When the Cherokee people were moved from their ancestral lands to Indian Territory they were ceded a plot of land by the United States Government. This land was not intended for the Cherokees to live on, but as a 'no mans' land, a path for the Cherokees to travel along to reach hunting grounds in the Rocky Mountains. In trade for this land (called the Cherokee outlet at first) the tribe was to give up 8,000,000 of their acres in Georgia. The land extended along the Oklahoma-Kansas border for 226-miles and was about 60 miles in width. It's a beautiful diverse land, containing rolling prairies, rugged mountains, and great expanses of gypsum sand dunes. It was also the setting for the largest, most spectacular competitive event in history -- the Cherokee Strip Land Run of 1893.

The land, given to the Cherokees in 1835 as a "perpetual outlet west" didn't remain in their hands for long. In 1866, the United States asked the Cherokees to sell portions of the Strip to "friendly" Indians. Tribes or parts of tribes, such as Osage, Pawnee, Kaw, Ponca, Tonkawa, Nez Perce, Otoe and Missouria, settled in the region. Even these tribes didn't get to stay on the strip long, however, as pressure on the government to open the land to white settlement grew.

After the Civil War, Texas had some six million head of longhorn cattle but virtually no market for the beef. Demand for their product by hungry Easterners led Texas ranchers to drive their cattle through the Cherokee Strip to railhead markets in Kansas and Missouri. Several cattle trails crossed the Outlet, but the best known is the namesake of Jesse Chisholm, a Scotch and Cherokee trader. Chisholm made his first trip up the trail in 1865, and millions of cattle thundered across the Strip over the next 20 years, driven by men who had spurred a new occupation -- the cowboy. Remnants of the famous Chisholm Trail can still be found across the Cherokee Strip.

When it became obvious that raising cattle on the lush grass of the Outlet was more profitable than driving herds from Texas, sprawling ranches appeared in the Strip.
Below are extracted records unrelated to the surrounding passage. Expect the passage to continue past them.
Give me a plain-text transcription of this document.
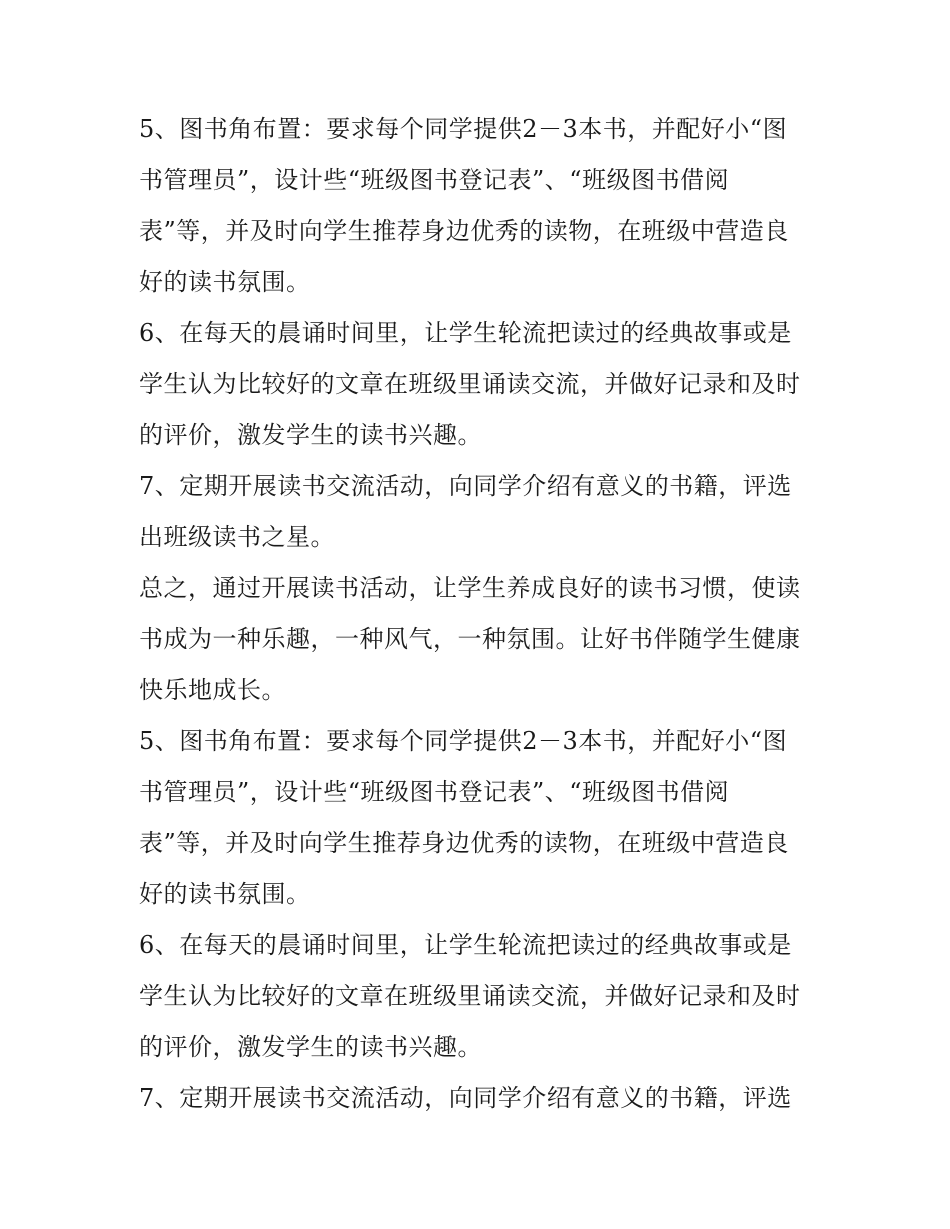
5、图书角布置：要求每个同学提供2－3本书，并配好小“图
书管理员”，设计些“班级图书登记表”、“班级图书借阅
表”等，并及时向学生推荐身边优秀的读物，在班级中营造良
好的读书氛围。
6、在每天的晨诵时间里，让学生轮流把读过的经典故事或是
学生认为比较好的文章在班级里诵读交流，并做好记录和及时
的评价，激发学生的读书兴趣。
7、定期开展读书交流活动，向同学介绍有意义的书籍，评选
出班级读书之星。
总之，通过开展读书活动，让学生养成良好的读书习惯，使读
书成为一种乐趣，一种风气，一种氛围。让好书伴随学生健康
快乐地成长。
5、图书角布置：要求每个同学提供2－3本书，并配好小“图
书管理员”，设计些“班级图书登记表”、“班级图书借阅
表”等，并及时向学生推荐身边优秀的读物，在班级中营造良
好的读书氛围。
6、在每天的晨诵时间里，让学生轮流把读过的经典故事或是
学生认为比较好的文章在班级里诵读交流，并做好记录和及时
的评价，激发学生的读书兴趣。
7、定期开展读书交流活动，向同学介绍有意义的书籍，评选
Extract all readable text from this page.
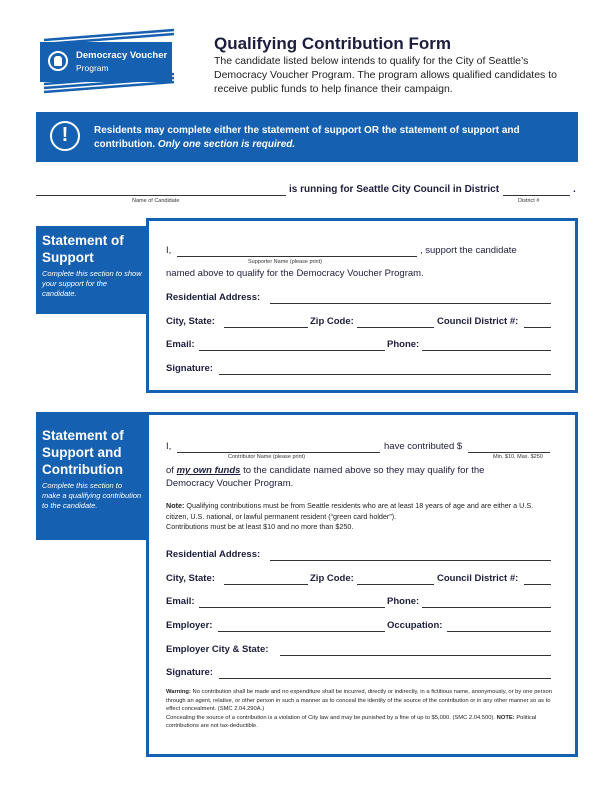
Democracy Voucher
Program
Qualifying Contribution Form
The candidate listed below intends to qualify for the City of Seattle’s Democracy Voucher Program. The program allows qualified candidates to receive public funds to help finance their campaign.
!	Residents may complete either the statement of support OR the statement of support and contribution. Only one section is required.
Name of Candidate
is running for Seattle City Council in District	.
District #
Statement of Support

Complete this section to show your support for the candidate.

I,
Supporter Name (please print)
, support the candidate
named above to qualify for the Democracy Voucher Program.
Residential Address:
City, State:	Zip Code:	Council District #:
Email:	Phone:
Signature:
Statement of Support and Contribution

Complete this section to make a qualifying contribution to the candidate.

I,
Contributor Name (please print)
have contributed $
Min. $10, Max. $250
of my own funds to the candidate named above so they may qualify for the
Democracy Voucher Program.
Note: Qualifying contributions must be from Seattle residents who are at least 18 years of age and are either a U.S. citizen, U.S. national, or lawful permanent resident (“green card holder”).
Contributions must be at least $10 and no more than $250.
Residential Address:
City, State:	Zip Code:	Council District #:
Email:	Phone:
Employer:	Occupation:
Employer City & State:
Signature:
Warning: No contribution shall be made and no expenditure shall be incurred, directly or indirectly, in a fictitious name, anonymously, or by one person through an agent, relative, or other person in such a manner as to conceal the identity of the source of the contribution or in any other manner so as to effect concealment. (SMC 2.04.290A.)
Concealing the source of a contribution is a violation of City law and may be punished by a fine of up to $5,000. (SMC 2.04.500). NOTE: Political contributions are not tax-deductible.
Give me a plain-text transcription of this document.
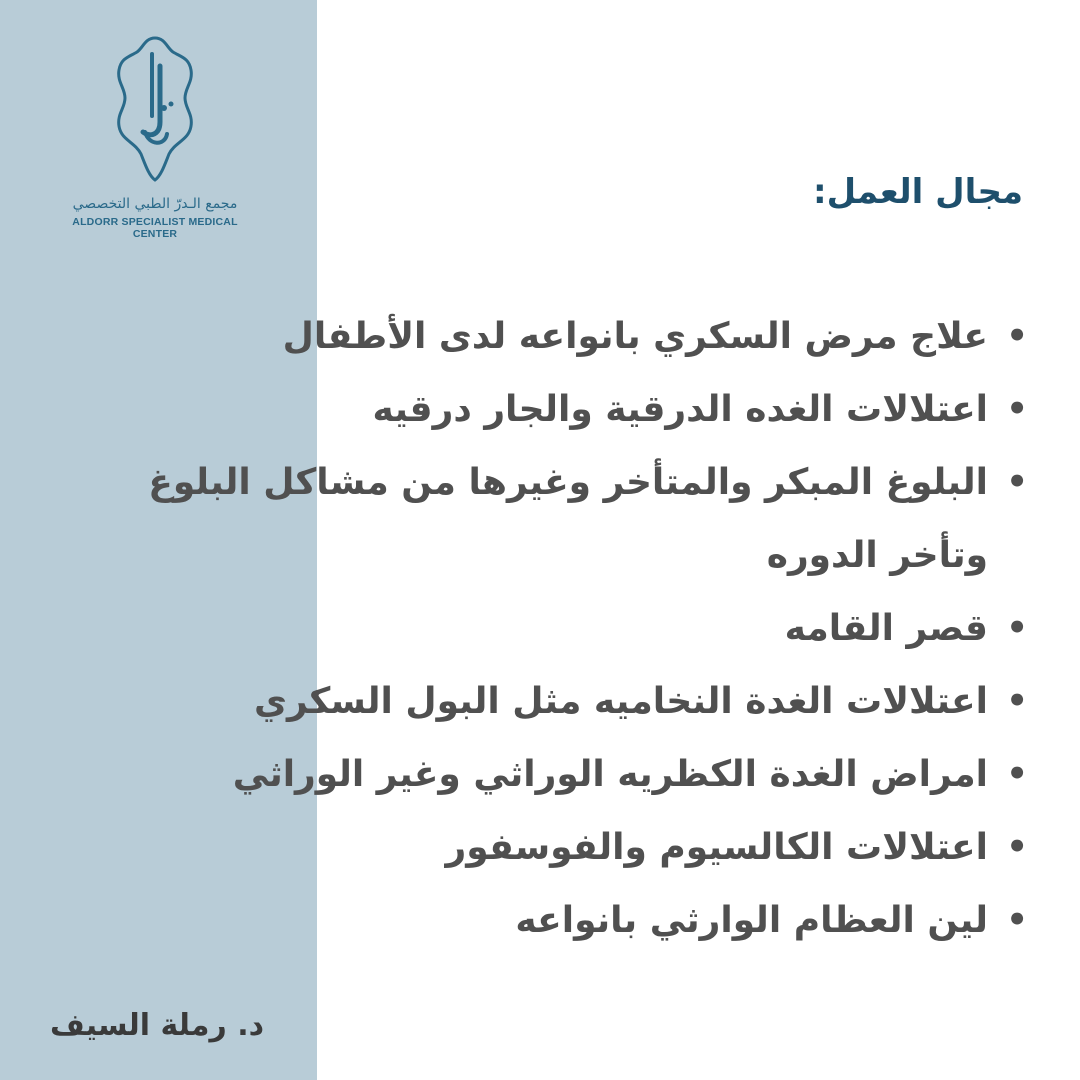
مجمع الـدرّ الطبي التخصصي
ALDORR SPECIALIST MEDICAL CENTER
مجال العمل:
• علاج مرض السكري بانواعه لدى الأطفال
• اعتلالات الغده الدرقية والجار درقيه
• البلوغ المبكر والمتأخر وغيرها من مشاكل البلوغ وتأخر الدوره
• قصر القامه
• اعتلالات الغدة النخاميه مثل البول السكري
• امراض الغدة الكظريه الوراثي وغير الوراثي
• اعتلالات الكالسيوم والفوسفور
• لين العظام الوارثي بانواعه
د. رملة السيف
In 1883 the Cherokee Strip Livestock Association was formed and six million acres were leased from the Cherokees. Seven years later, President Benjamin Harrison, bowing to pressure to open the strip to homesteading, ordered the ranchers to remove all cattle from the Strip. Plans were in place to open the expansive ranchlands for settlement by eager pioneers.

The plans were to open the Strip for settlement at high noon on September 16, 1893. Seeking to avoid the troubles that plagues the 1889 land rush, officials required homesteaders to go to land offices and pay a "filing fee" of between $1.00 and $2.50. To avoid sooners, makeshift offices were set up just inside the Strip, and soldiers patrolled the borders. Over 100,000 would be settlers lined the starting lines, competing for only 42,000 claims.

September 16 was hot and dry. The dust, stirred up by thousands of feet made an already explosive situation even more dangerous. Troopers did their best to keep order. To add to the confusion, the order had been given that the rush was not to begin until all the trooper shot their pistols at high noon. Of course, pistols were discharged among the crowd, and some eager homesteaders took off, only to be chased down by troopers and led back to the starting point. One fellow heard a wild shot at four minutes before noon, and took off. Troopers reportedly chased him for a quarter mile before shooting him dead.

Finally, the official shots were fired and the race was on to reach and claim the best spots. By the time the sun went down that evening, there were tent cities springing up everywhere, long lines at federal land offices, and more unsuccessful would-be homesteaders than successful ones.

The first winters were harsh and long for the homesteaders, and some of the land worthless for crops. Many people couldn't take the conditions or simply found themselves unable to live on their 160 acre allotments and abandoned their dreams to return East or push further West. Some people prospered, however, and communities, schools and churches rose from the windswept plains. When oil wells began to spring up in the area in the 1890s, the area entered another stage, with fortune seekers from around the world trying to strike it rich in the teeming oil fields. Many found and lost their wealth in the Cherokee Strip, and left a legacy of architecture, art and culture in towns like Bartlesville, Ponca City and Enid. Oil remains the dominant industry in the Cherokee Strip.